Loading complex JSON files in RealTime to BigQuery from PubSub using Dataflow and updating the schema

Alex Fragotsis
Inside League
Published in
6 min readJan 17, 2021

--

In my previous post, I explained how to stream data from Salesforce to PubSub in real-time. The next logical step would be to store the data somewhere, right?

One option could be, for example, to batch the data, and write them to files in GCS. That’s a good start and guarantee that we won’t lose anything but we won’t have an easy way to query the data. So In addition to GCS, we can insert the data to BigQuery.

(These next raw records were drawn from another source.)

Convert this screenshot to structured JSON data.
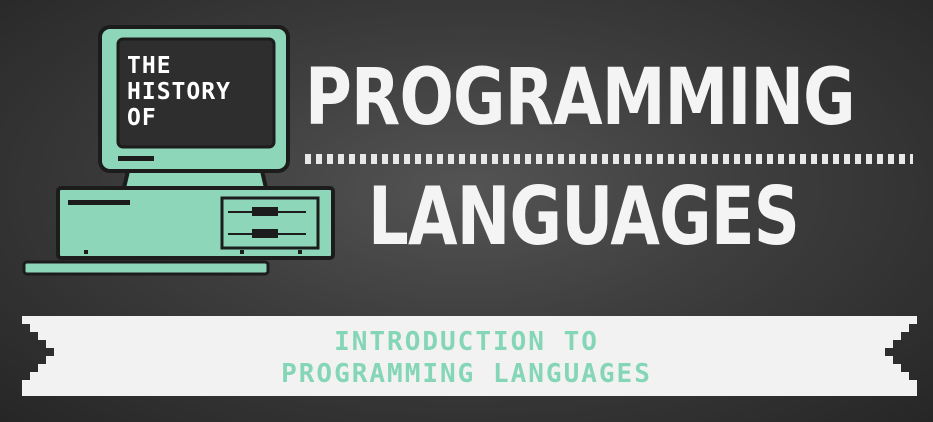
{
  "header": {
    "screen_line1": "THE",
    "screen_line2": "HISTORY",
    "screen_line3": "OF",
    "title_line1": "PROGRAMMING",
    "title_line2": "LANGUAGES"
  },
  "banner": {
    "line1": "INTRODUCTION TO",
    "line2": "PROGRAMMING LANGUAGES"
  },
  "colors": {
    "background": "#3d3d3d",
    "computer": "#8ed6b9",
    "screen": "#2e2e2e",
    "title": "#f4f4f4",
    "banner": "#f2f2f2",
    "banner_text": "#84d6b6"
  },
  "icons": {
    "illustration": "retro-computer-icon"
  }
}
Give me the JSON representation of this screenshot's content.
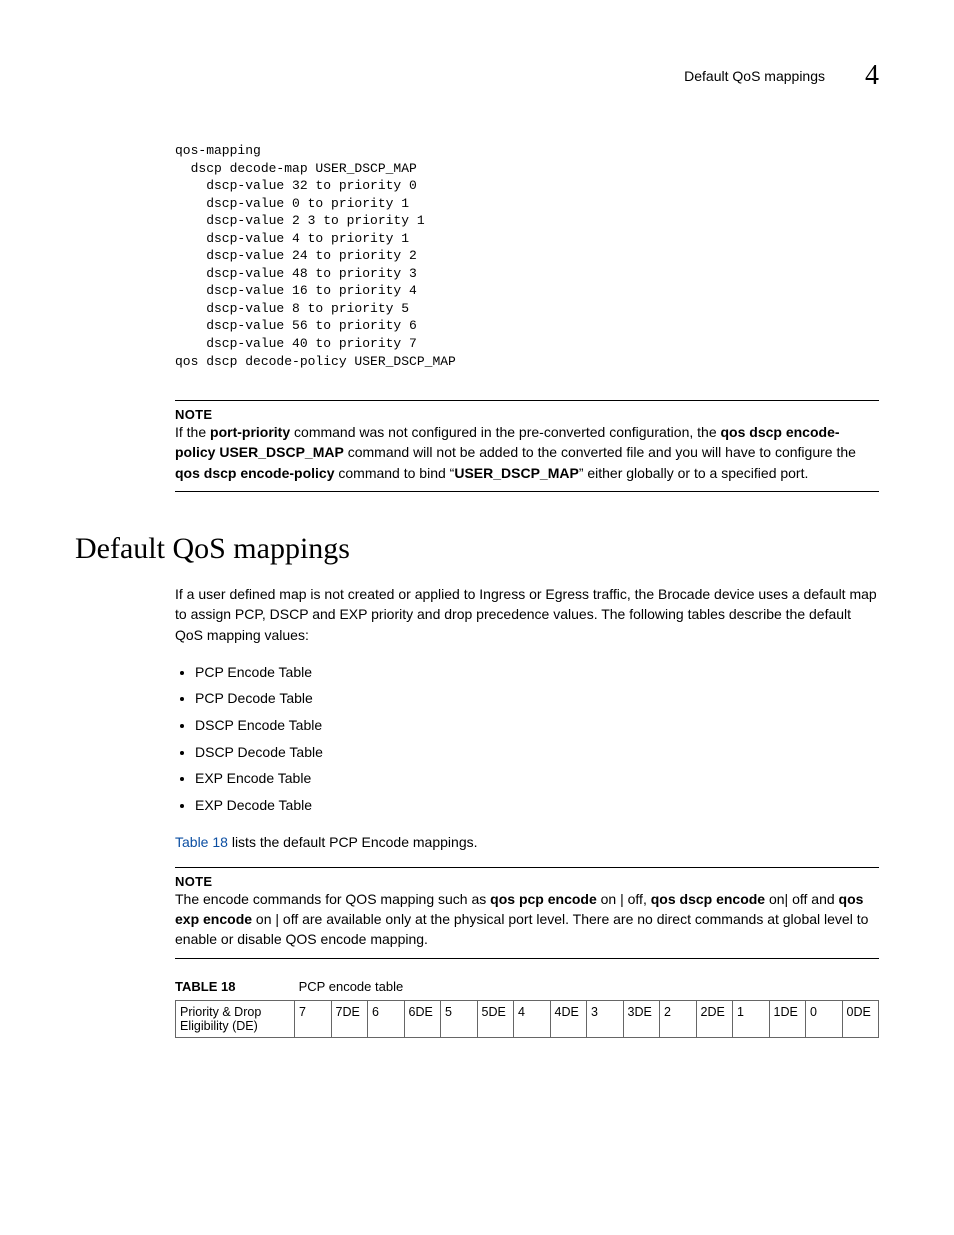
{
  "header": {
    "running_title": "Default QoS mappings",
    "chapter_number": "4"
  },
  "code_block": "qos-mapping\n  dscp decode-map USER_DSCP_MAP\n    dscp-value 32 to priority 0\n    dscp-value 0 to priority 1\n    dscp-value 2 3 to priority 1\n    dscp-value 4 to priority 1\n    dscp-value 24 to priority 2\n    dscp-value 48 to priority 3\n    dscp-value 16 to priority 4\n    dscp-value 8 to priority 5\n    dscp-value 56 to priority 6\n    dscp-value 40 to priority 7\nqos dscp decode-policy USER_DSCP_MAP",
  "note1": {
    "label": "NOTE",
    "t1": "If the ",
    "b1": "port-priority",
    "t2": " command was not configured in the pre-converted configuration, the ",
    "b2": "qos dscp encode-policy USER_DSCP_MAP",
    "t3": " command will not be added to the converted file and you will have to configure the ",
    "b3": "qos dscp encode-policy",
    "t4": " command to bind “",
    "b4": "USER_DSCP_MAP",
    "t5": "” either globally or to a specified port."
  },
  "section_heading": "Default QoS mappings",
  "intro_para": "If a user defined map is not created or applied to Ingress or Egress traffic, the Brocade device uses a default map to assign PCP, DSCP and EXP priority and drop precedence values. The following tables describe the default QoS mapping values:",
  "bullets": [
    "PCP Encode Table",
    "PCP Decode Table",
    "DSCP Encode Table",
    "DSCP Decode Table",
    "EXP Encode Table",
    "EXP Decode Table"
  ],
  "ref_line": {
    "link": "Table 18",
    "rest": " lists the default PCP Encode mappings."
  },
  "note2": {
    "label": "NOTE",
    "t1": "The encode commands for QOS mapping such as ",
    "b1": "qos pcp encode",
    "t2": " on | off, ",
    "b2": "qos dscp encode",
    "t3": " on| off and ",
    "b3": "qos exp encode",
    "t4": " on | off are available only at the physical port level. There are no direct commands at global level to enable or disable QOS encode mapping."
  },
  "table": {
    "caption_label": "TABLE 18",
    "caption_title": "PCP encode table",
    "row_header": "Priority & Drop Eligibility (DE)",
    "cells": [
      "7",
      "7DE",
      "6",
      "6DE",
      "5",
      "5DE",
      "4",
      "4DE",
      "3",
      "3DE",
      "2",
      "2DE",
      "1",
      "1DE",
      "0",
      "0DE"
    ]
  },
  "chart_data": {
    "type": "table",
    "title": "PCP encode table",
    "row_header": "Priority & Drop Eligibility (DE)",
    "columns": [
      "7",
      "7DE",
      "6",
      "6DE",
      "5",
      "5DE",
      "4",
      "4DE",
      "3",
      "3DE",
      "2",
      "2DE",
      "1",
      "1DE",
      "0",
      "0DE"
    ]
  }
}
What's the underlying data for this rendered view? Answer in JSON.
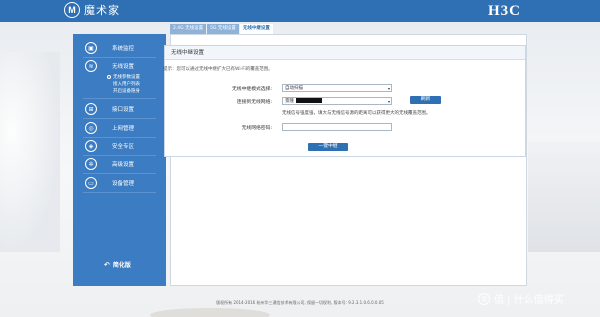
{
  "header": {
    "logo_mark": "M",
    "logo_text": "魔术家",
    "brand": "H3C"
  },
  "tabs": [
    {
      "label": "2.4G 无线设置",
      "active": false
    },
    {
      "label": "5G 无线设置",
      "active": false
    },
    {
      "label": "无线中继设置",
      "active": true
    }
  ],
  "sidebar": {
    "items": [
      {
        "label": "系统监控",
        "icon": "monitor-icon"
      },
      {
        "label": "无线设置",
        "icon": "wifi-icon"
      },
      {
        "label": "接口设置",
        "icon": "interface-icon"
      },
      {
        "label": "上网管理",
        "icon": "internet-icon"
      },
      {
        "label": "安全专区",
        "icon": "shield-icon"
      },
      {
        "label": "高级设置",
        "icon": "gear-icon"
      },
      {
        "label": "设备管理",
        "icon": "device-icon"
      }
    ],
    "sub_items": [
      {
        "label": "无线参数设置",
        "selected": true
      },
      {
        "label": "接入用户列表",
        "selected": false
      },
      {
        "label": "开启设备隐身",
        "selected": false
      }
    ],
    "simplify_label": "简化版"
  },
  "panel": {
    "title": "无线中继设置",
    "hint": "提示：您可以通过无线中继扩大已有Wi-Fi的覆盖范围。",
    "mode_label": "无线中继模式选择:",
    "mode_value": "自动扫描",
    "network_label": "连接到无线网络:",
    "network_value": "景隆",
    "refresh_label": "刷新",
    "signal_note": "无线信号强度强，填大与无线信号源的距离可以获得更大的无线覆盖范围。",
    "password_label": "无线网络密码:",
    "password_value": "",
    "submit_label": "一键中继"
  },
  "footer": {
    "text": "版权所有 2014-2016 杭州华三通信技术有限公司, 保留一切权利, 版本号: 9.2.3.1.0.6.0.0.05"
  },
  "watermark": {
    "text": "值 | 什么值得买"
  }
}
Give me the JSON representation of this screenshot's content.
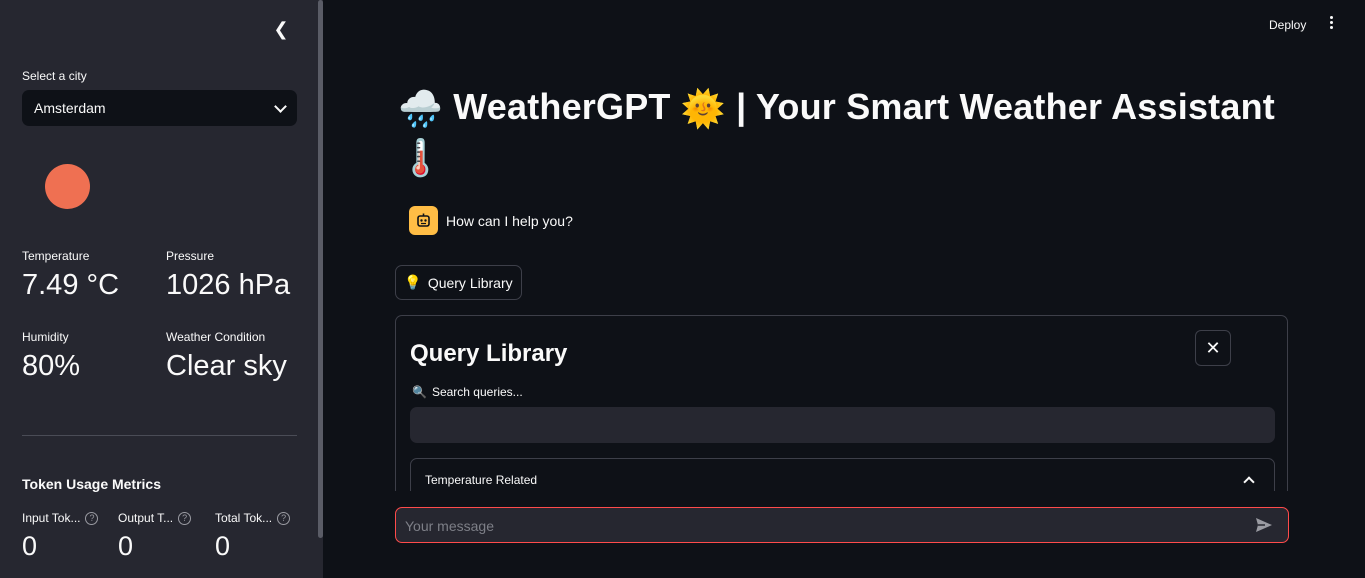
{
  "sidebar": {
    "city_label": "Select a city",
    "city_value": "Amsterdam",
    "metrics": [
      {
        "label": "Temperature",
        "value": "7.49 °C"
      },
      {
        "label": "Pressure",
        "value": "1026 hPa"
      },
      {
        "label": "Humidity",
        "value": "80%"
      },
      {
        "label": "Weather Condition",
        "value": "Clear sky"
      }
    ],
    "token_title": "Token Usage Metrics",
    "tokens": [
      {
        "label": "Input Tok...",
        "value": "0"
      },
      {
        "label": "Output T...",
        "value": "0"
      },
      {
        "label": "Total Tok...",
        "value": "0"
      }
    ],
    "weather_color": "#ef7052"
  },
  "header": {
    "deploy_label": "Deploy"
  },
  "main": {
    "title_icon_left": "🌧️",
    "title_text": "WeatherGPT",
    "title_icon_mid": "🌞",
    "title_suffix": "| Your Smart Weather Assistant",
    "title_icon_end": "🌡️",
    "assistant_message": "How can I help you?",
    "query_library_button": "Query Library",
    "query_library_button_icon": "💡",
    "panel": {
      "title": "Query Library",
      "search_label": "Search queries...",
      "search_icon": "🔍",
      "search_value": "",
      "expander_label": "Temperature Related"
    },
    "chat_placeholder": "Your message"
  },
  "colors": {
    "background": "#0e1117",
    "sidebar": "#262730",
    "accent": "#ff4b4b",
    "avatar": "#ffbd45"
  }
}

So when we talk about PubSub and real-time pipelines Dataflow is our friend. We can build a simple pipeline to read data from PubSub and write them to Big Query and to GCS simultaneously. Something like that

So let’s dive into the code.

The pipeline

def run(argv):
parser = argparse.ArgumentParser()
known_args, pipeline_args = parser.parse_known_args(argv)
pipeline_options = PipelineOptions(pipeline_args, save_main_session=True, streaming=True)
options = pipeline_options.view_as(JobOptions)

with beam.Pipeline(options=pipeline_options) as pipeline:
(
pipeline
| "Read PubSub Messages" >> beam.io.ReadFromPubSub(subscription=options.input_subscription)
| "Add timestamps to messages" >> beam.ParDo(AddTimestamps())
| f"Window into: {options.window_size}m" >> GroupWindowsIntoBatches(options.window_size)
| "Export Raw Data to GCS" >> beam.ParDo(WriteToGCS(output_path=options.output_path, output_file_prefix=options.output_file_prefix))
| "Write Raw Data to Big Query" >> beam.ParDo(WriteDataframeToBQ(project_id=options.project_id, bq_dataset=options.bigquery_dataset, bq_table=options.bigquery_table))
)

and the step that writes to Big Query

class WriteDataframeToBQ(beam.DoFn):

def __init__(self, bq_dataset, bq_table, project_id):
self.bq_dataset = bq_dataset
self.bq_table = bq_table
self.project_id = project_id

def start_bundle(self):
self.client = bigquery.Client()

def process(self, df):
# table where we're going to store the data
table_id = f"{self.bq_dataset}.{self.bq_table}"

job_config = bigquery.LoadJobConfig(
autodetect=True,
source_format=bigquery.SourceFormat.NEWLINE_DELIMITED_JSON,
schema_update_options=[
bigquery.SchemaUpdateOption.ALLOW_FIELD_ADDITION,
bigquery.SchemaUpdateOption.ALLOW_FIELD_RELAXATION
],
write_disposition=bigquery.WriteDisposition.WRITE_APPEND
)

try:
load_job = self.client.load_table_from_dataframe(
df,
table_id,
job_config=job_config,
) # Make an API request.

load_job.result() # Waits for the job to complete.
if load_job.errors:
logging.info(f"result={load_job.error_result}")
logging.info(f"errors = {load_job.errors}")
else:
logging.info(f'Loaded {len(df)} rows.')

except Exception as error:
logging.info(f'Error: {error} with loading dataframe')

if load_job.errors:
logging.info(f"result={load_job.error_result}")
logging.info(f"errors={load_job.errors}")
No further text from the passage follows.